We walked with the easy gait and blistering speed that is only possible in the time distortion of this Netherworld and soon were at a gate. I felt utterly abashed by the size of the crystalline wall that loomed above us. The gate was forbidding, but in a strangely styled way, with sharp spikes of crystal on all sides. The portal itself was open, and as we walked, the spikes around us seemed to notice our presence and grew a bit larger, as if preparing in the event that we made trouble.
The gateway opened into a tall tunnel that led in turn to a chamber so vast you could have stuffed Giants stadium into it with room to spare. It had the feeling of a medieval cathedral, but was filled with light. Even the tiles beneath our feet glowed softly.
At the far end was a stepped platform that rose and rose until it melded into a series of thrones.
The thrones—I counted seven—were empty, but the space at the foot of each throne was already crowded with people, all but a very few dressed head to toe in black. No one was milling around. No one appeared to be in conversation. A hundred or more people stood in all but total silence.
“A congress of messengers,” Messenger said.

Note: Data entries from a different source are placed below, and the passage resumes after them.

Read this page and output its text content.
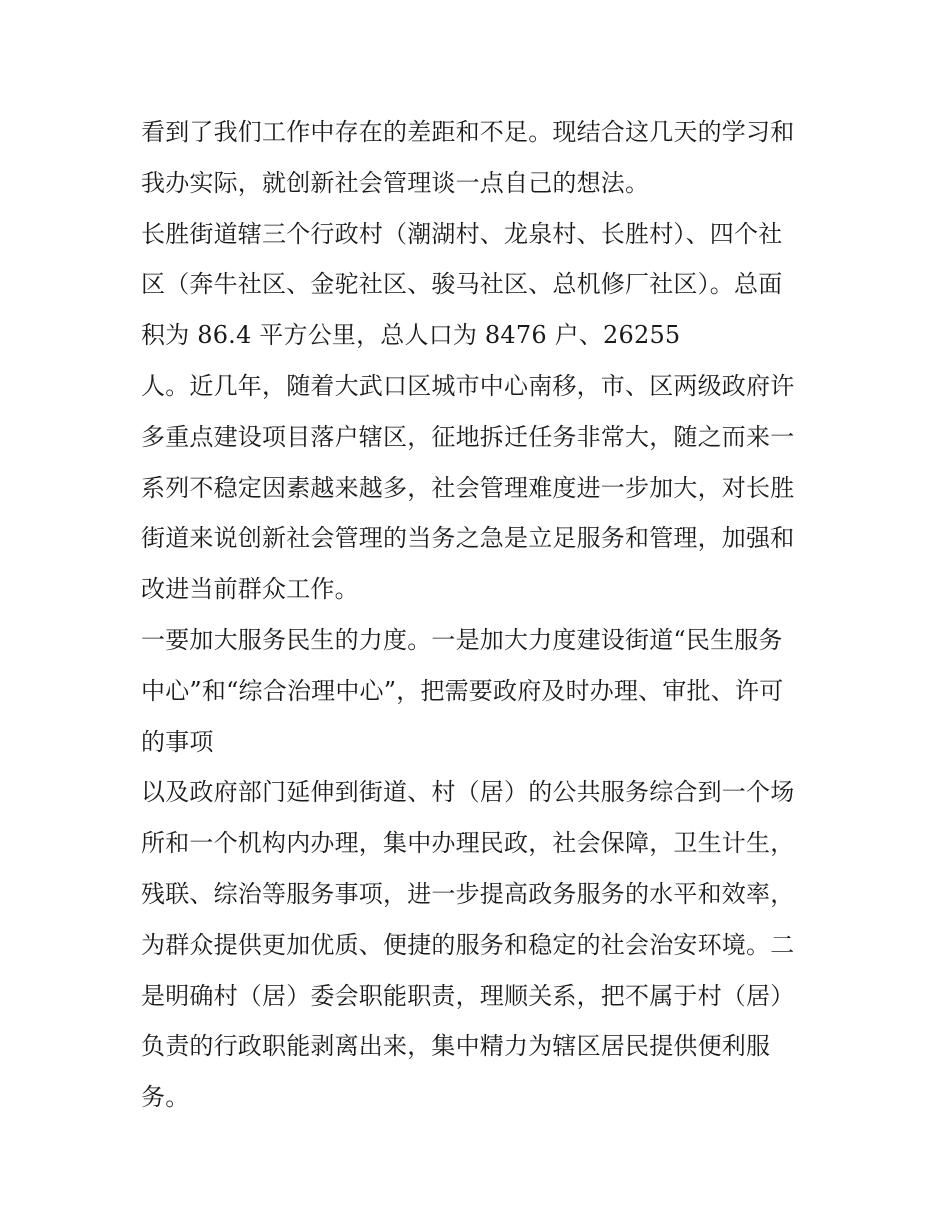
看到了我们工作中存在的差距和不足。现结合这几天的学习和
我办实际，就创新社会管理谈一点自己的想法。
长胜街道辖三个行政村（潮湖村、龙泉村、长胜村）、四个社
区（奔牛社区、金驼社区、骏马社区、总机修厂社区）。总面
积为 86.4 平方公里，总人口为 8476 户、26255
人。近几年，随着大武口区城市中心南移，市、区两级政府许
多重点建设项目落户辖区，征地拆迁任务非常大，随之而来一
系列不稳定因素越来越多，社会管理难度进一步加大，对长胜
街道来说创新社会管理的当务之急是立足服务和管理，加强和
改进当前群众工作。
一要加大服务民生的力度。一是加大力度建设街道“民生服务
中心”和“综合治理中心”，把需要政府及时办理、审批、许可
的事项
以及政府部门延伸到街道、村（居）的公共服务综合到一个场
所和一个机构内办理，集中办理民政，社会保障，卫生计生，
残联、综治等服务事项，进一步提高政务服务的水平和效率，
为群众提供更加优质、便捷的服务和稳定的社会治安环境。二
是明确村（居）委会职能职责，理顺关系，把不属于村（居）
负责的行政职能剥离出来，集中精力为辖区居民提供便利服
务。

This was not a particularly helpful explanation, but I was fascinated by what I saw around me as we joined that assembly. Here was every expression of the human genome—Asians, blacks, whites, and all the hues of each. There were men and women in roughly equal numbers, and ages ranging from quite old to my age. There were no young children, only teens through the elderly.
No one, not even those who by their look would be in their eighties, seemed feeble in the least. These were strong, erect people, who stood with squared shoulders and composed expressions. It seemed that messenger status conferred health and good looks—the only positive benefit I had yet discovered. Part of me wondered if I would be physically transformed when I became a full messenger. Would I have the terrible beauty of so many I saw around me now? And was that physical transformation somehow necessary or was it just the pleasure of the goddess Isthil to make her minions attractive?